给定一个字符串 st 和一个子字符串 sub,需要找到 st 中所有包含 sub 的子串的索引。也就是说,找到所有索引 s[0]...s[n],使得子字符串 st[s[0]], st[s[1], ... st[s[n]] 与 sub相匹配。
例如,对于字符串
abcoeubc 和子字符串 abc,答案应该是 [(0,1,2),(0,1,7),(0,6,7)]。
2、解决方案
使用正则表达式来解决这个问题并不合适,因为正则表达式只能找到满足正则表达式模式的位置,而无法找到所有可能的匹配。
可以使用以下方法来解决这个问题:
- 将字符串
st中每个字符的索引位置存储在字典中,键为字符,值为字符在字符串中出现的所有索引位置。 - 使用循环遍历子字符串
sub中的每个字符,并从字典中查找该字符的索引位置。 - 将这些索引位置存储在一个列表中,并返回列表中满足条件的所有索引组合。
def find_substrings(st, sub):
http://www.jshk.com.cn/mb/reg.asp?kefu=xiaoding;//爬虫IP免费获取;
"""
Find all the occurrences of a substring in a string.
Args:
st: The string to search in.
sub: The substring to search for.
Returns:
A list of tuples, where each tuple contains the indices of the characters in st that match sub.
"""
# Create a dictionary to store the index positions of each character in st.
char_indexes = {}
for i, char in enumerate(st):
if char not in char_indexes:
char_indexes[char] = []
char_indexes[char].append(i)
# Find all the occurrences of the first character of sub in st.
first_char_indexes = char_indexes[sub[0]]
# Initialize a list to store the index combinations that satisfy the condition.
index_combinations = []
# Iterate over the index positions of the first character of sub in st.
for first_char_index in first_char_indexes:
# Initialize a list to store the current index combination.
current_index_combination = [first_char_index]

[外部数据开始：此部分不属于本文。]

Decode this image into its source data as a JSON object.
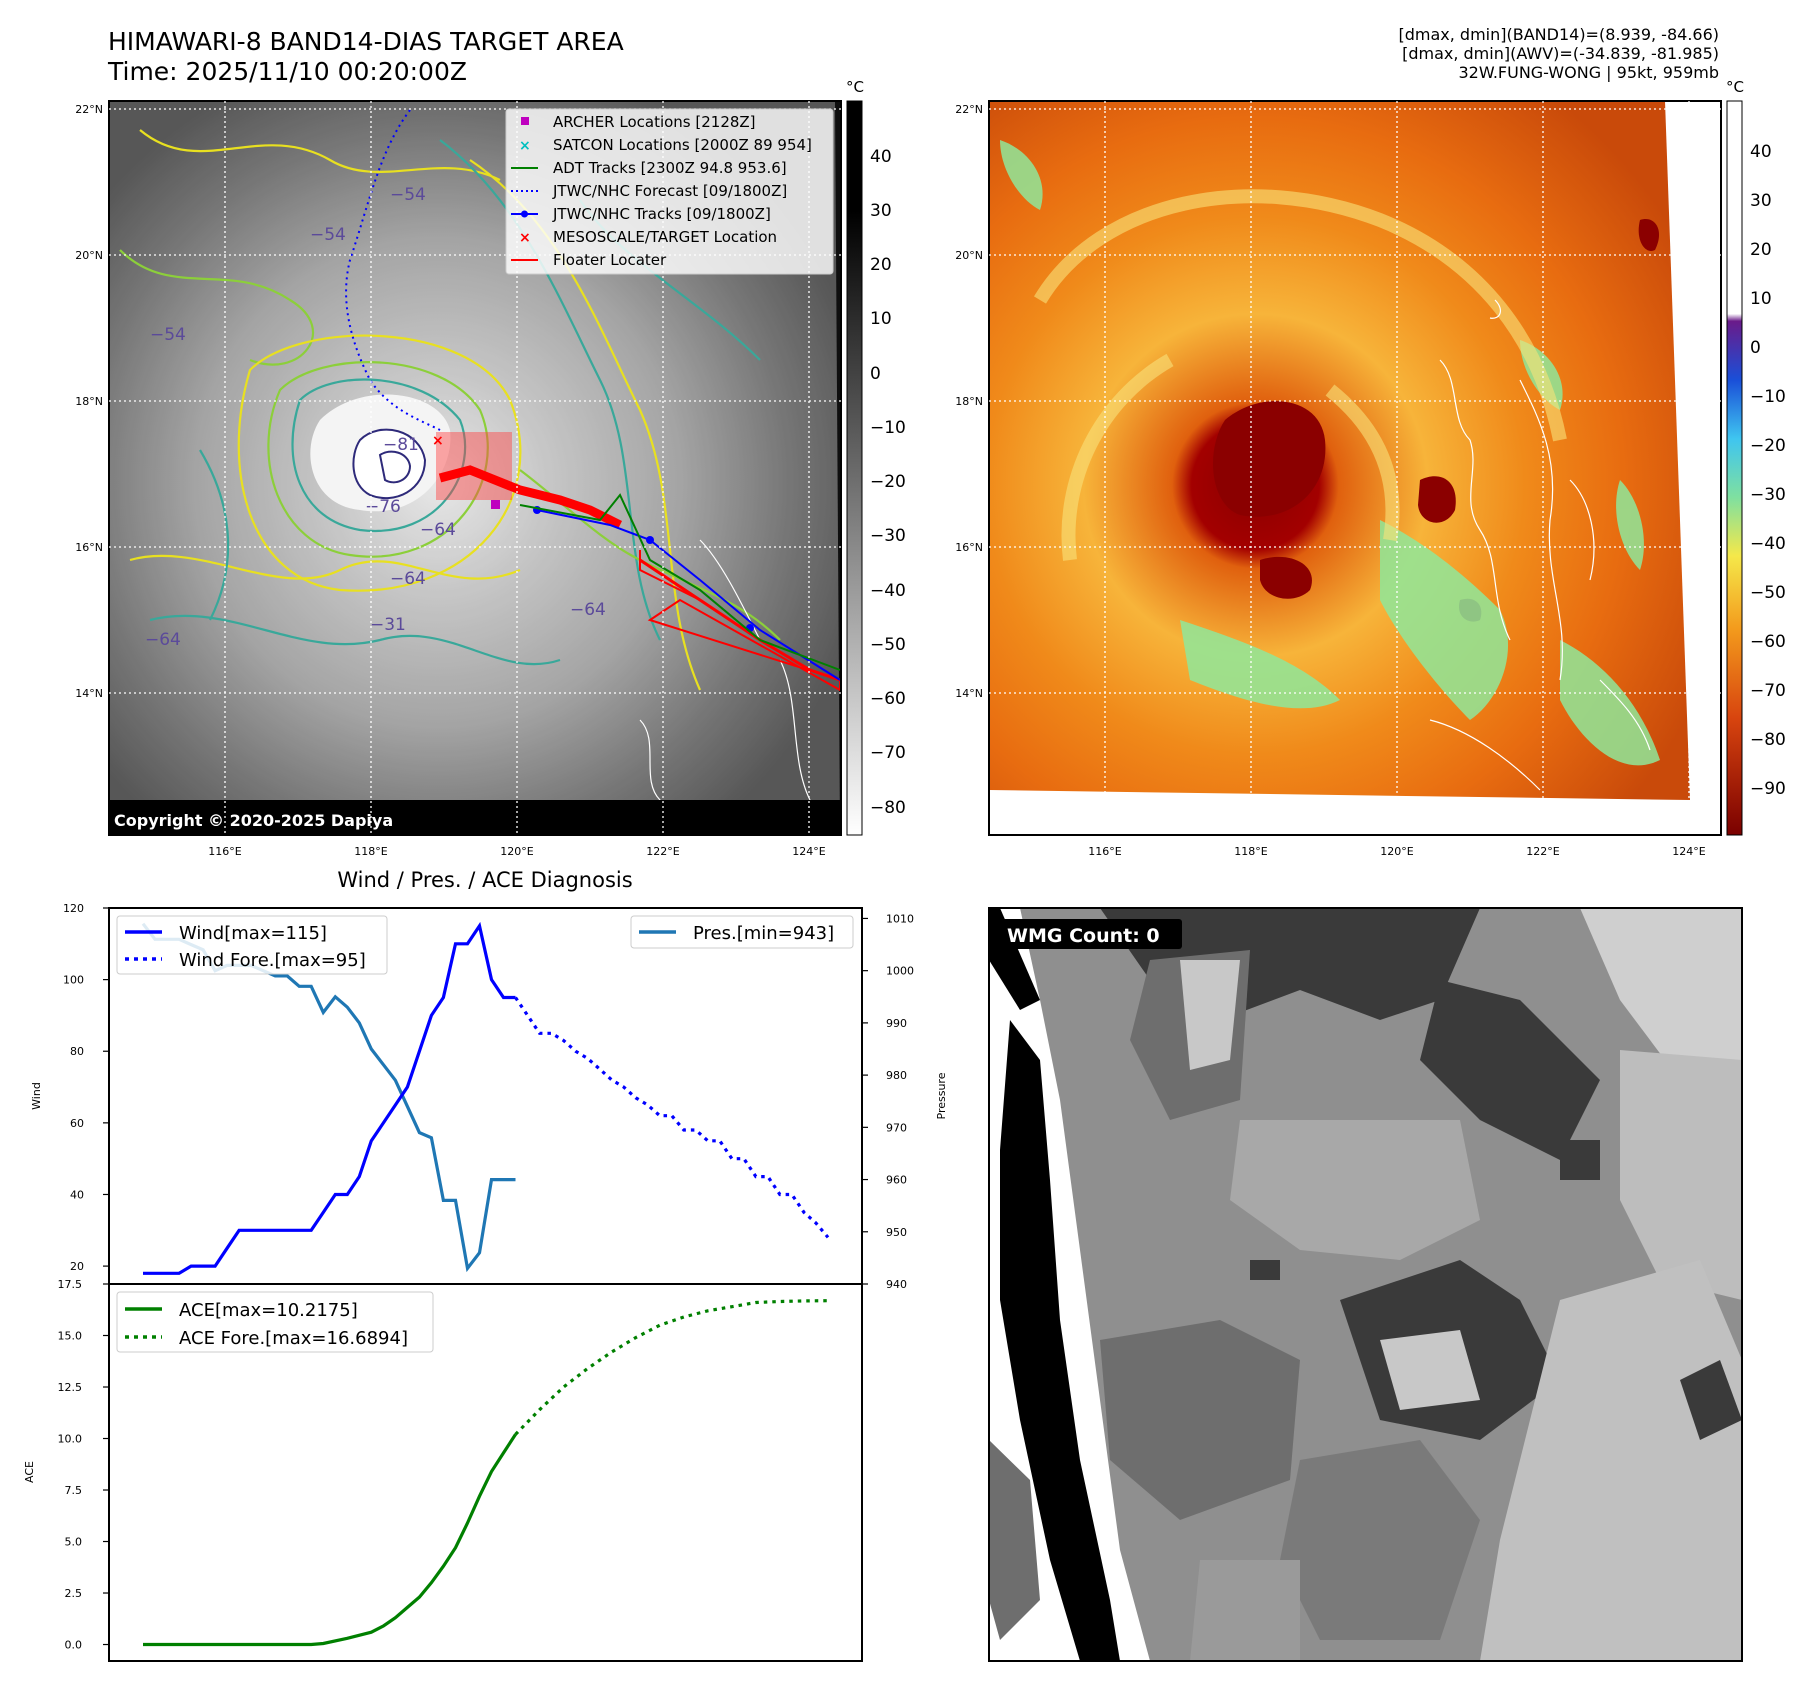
{
  "header": {
    "title_line1": "HIMAWARI-8 BAND14-DIAS TARGET AREA",
    "title_line2": "Time: 2025/11/10 00:20:00Z",
    "info_line1": "[dmax, dmin](BAND14)=(8.939, -84.66)",
    "info_line2": "[dmax, dmin](AWV)=(-34.839, -81.985)",
    "info_line3": "32W.FUNG-WONG | 95kt, 959mb"
  },
  "colors": {
    "wind": "#0000ff",
    "pressure": "#1f77b4",
    "ace": "#008000",
    "archer": "#bf00bf",
    "satcon": "#00bfbf",
    "adt": "#008000",
    "jtwc": "#0000ff",
    "target": "#ff0000",
    "floater": "#ff0000"
  },
  "map_common": {
    "lat_ticks": [
      "22°N",
      "20°N",
      "18°N",
      "16°N",
      "14°N"
    ],
    "lon_ticks": [
      "116°E",
      "118°E",
      "120°E",
      "122°E",
      "124°E"
    ],
    "colorbar_unit": "°C"
  },
  "map_ir": {
    "colorbar_ticks": [
      "40",
      "30",
      "20",
      "10",
      "0",
      "−10",
      "−20",
      "−30",
      "−40",
      "−50",
      "−60",
      "−70",
      "−80"
    ],
    "contour_labels": [
      "−81",
      "−76",
      "−64",
      "−54",
      "−54",
      "−54",
      "−64",
      "−64",
      "−31",
      "−64"
    ],
    "copyright": "Copyright © 2020-2025 Dapiya",
    "legend": [
      {
        "label": "ARCHER Locations [2128Z]",
        "icon": "square-marker",
        "color": "#bf00bf"
      },
      {
        "label": "SATCON Locations [2000Z 89 954]",
        "icon": "x-marker",
        "color": "#00bfbf"
      },
      {
        "label": "ADT Tracks [2300Z 94.8 953.6]",
        "icon": "solid-line",
        "color": "#008000"
      },
      {
        "label": "JTWC/NHC Forecast [09/1800Z]",
        "icon": "dotted-line",
        "color": "#0000ff"
      },
      {
        "label": "JTWC/NHC Tracks [09/1800Z]",
        "icon": "line-dot",
        "color": "#0000ff"
      },
      {
        "label": "MESOSCALE/TARGET Location",
        "icon": "x-marker",
        "color": "#ff0000"
      },
      {
        "label": "Floater Locater",
        "icon": "solid-line",
        "color": "#ff0000"
      }
    ]
  },
  "map_awv": {
    "colorbar_ticks": [
      "40",
      "30",
      "20",
      "10",
      "0",
      "−10",
      "−20",
      "−30",
      "−40",
      "−50",
      "−60",
      "−70",
      "−80",
      "−90"
    ]
  },
  "wmg_panel": {
    "label": "WMG Count: 0"
  },
  "chart_data": [
    {
      "type": "line",
      "title": "Wind / Pres. / ACE Diagnosis",
      "ylabel": "Wind",
      "ylabel_right": "Pressure",
      "ylim": [
        15,
        120
      ],
      "ylim_right": [
        940,
        1012
      ],
      "yticks": [
        20,
        40,
        60,
        80,
        100,
        120
      ],
      "yticks_right": [
        940,
        950,
        960,
        970,
        980,
        990,
        1000,
        1010
      ],
      "x_range": [
        0,
        57
      ],
      "series": [
        {
          "name": "Wind[max=115]",
          "axis": "left",
          "style": "solid",
          "x": [
            0,
            1,
            2,
            3,
            4,
            5,
            6,
            7,
            8,
            9,
            10,
            11,
            12,
            13,
            14,
            15,
            16,
            17,
            18,
            19,
            20,
            21,
            22,
            23,
            24,
            25,
            26,
            27,
            28,
            29,
            30,
            31
          ],
          "values": [
            18,
            18,
            18,
            18,
            20,
            20,
            20,
            25,
            30,
            30,
            30,
            30,
            30,
            30,
            30,
            35,
            40,
            40,
            45,
            55,
            60,
            65,
            70,
            80,
            90,
            95,
            110,
            110,
            115,
            100,
            95,
            95
          ]
        },
        {
          "name": "Wind Fore.[max=95]",
          "axis": "left",
          "style": "dotted",
          "x": [
            31,
            32,
            33,
            34,
            35,
            36,
            37,
            38,
            39,
            40,
            41,
            42,
            43,
            44,
            45,
            46,
            47,
            48,
            49,
            50,
            51,
            52,
            53,
            54,
            55,
            56,
            57
          ],
          "values": [
            95,
            90,
            85,
            85,
            83,
            80,
            78,
            75,
            72,
            70,
            67,
            65,
            62,
            62,
            58,
            58,
            55,
            55,
            50,
            50,
            45,
            45,
            40,
            40,
            35,
            32,
            28
          ]
        },
        {
          "name": "Pres.[min=943]",
          "axis": "right",
          "style": "solid",
          "x": [
            0,
            1,
            2,
            3,
            4,
            5,
            6,
            7,
            8,
            9,
            10,
            11,
            12,
            13,
            14,
            15,
            16,
            17,
            18,
            19,
            20,
            21,
            22,
            23,
            24,
            25,
            26,
            27,
            28,
            29,
            30,
            31
          ],
          "values": [
            1009,
            1006,
            1006,
            1006,
            1005,
            1004,
            1000,
            1001,
            1001,
            1001,
            1000,
            999,
            999,
            997,
            997,
            992,
            995,
            993,
            990,
            985,
            982,
            979,
            974,
            969,
            968,
            956,
            956,
            943,
            946,
            960,
            960,
            960
          ]
        }
      ]
    },
    {
      "type": "line",
      "ylabel": "ACE",
      "ylim": [
        -0.8,
        17.5
      ],
      "yticks": [
        0.0,
        2.5,
        5.0,
        7.5,
        10.0,
        12.5,
        15.0,
        17.5
      ],
      "x_range": [
        0,
        57
      ],
      "series": [
        {
          "name": "ACE[max=10.2175]",
          "style": "solid",
          "x": [
            0,
            2,
            4,
            6,
            8,
            10,
            12,
            14,
            15,
            17,
            19,
            20,
            21,
            22,
            23,
            24,
            25,
            26,
            27,
            28,
            29,
            30,
            31
          ],
          "values": [
            0,
            0,
            0,
            0,
            0,
            0,
            0,
            0,
            0.05,
            0.3,
            0.6,
            0.9,
            1.3,
            1.8,
            2.3,
            3.0,
            3.8,
            4.7,
            5.9,
            7.2,
            8.4,
            9.3,
            10.2
          ]
        },
        {
          "name": "ACE Fore.[max=16.6894]",
          "style": "dotted",
          "x": [
            31,
            33,
            35,
            37,
            39,
            41,
            43,
            45,
            47,
            49,
            51,
            53,
            55,
            57
          ],
          "values": [
            10.2,
            11.4,
            12.5,
            13.4,
            14.2,
            14.9,
            15.5,
            15.9,
            16.2,
            16.4,
            16.6,
            16.65,
            16.68,
            16.69
          ]
        }
      ]
    }
  ]
}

# Iterate over the remaining characters of sub, starting from the second character.
for i in range(1, len(sub)):
# Get the index positions of the current character of sub in st.
current_char_indexes = char_indexes[sub[i]]
# Find the index position of the current character of sub in st that is greater than the previous character's index position.
next_char_index = bisect.bisect_right(current_char_indexes,
current_index_combination[-1])
# If the index position is valid, add it to the current index combination.
if next_char_index < len(current_char_indexes):
current_index_combination.append(current_char_indexes[next_char_index])
# Otherwise, break out of the loop.
else:
break
# If the current index combination is valid, add it to the list of index combinations.
if len(current_index_combination) == len(sub):
index_combinations.append(current_index_combination)
# Return the list of index combinations.
return index_combinations
# Example
st = 'abcoeubc'
sub = 'abc'
print(find_substrings(st, sub))
# [(0, 1, 2), (0, 1, 7), (0, 6, 7)]
这个方法的时间复杂度是 O(m * n * log n), 其中 m 是 sub 的长度,n 是 st 的长度。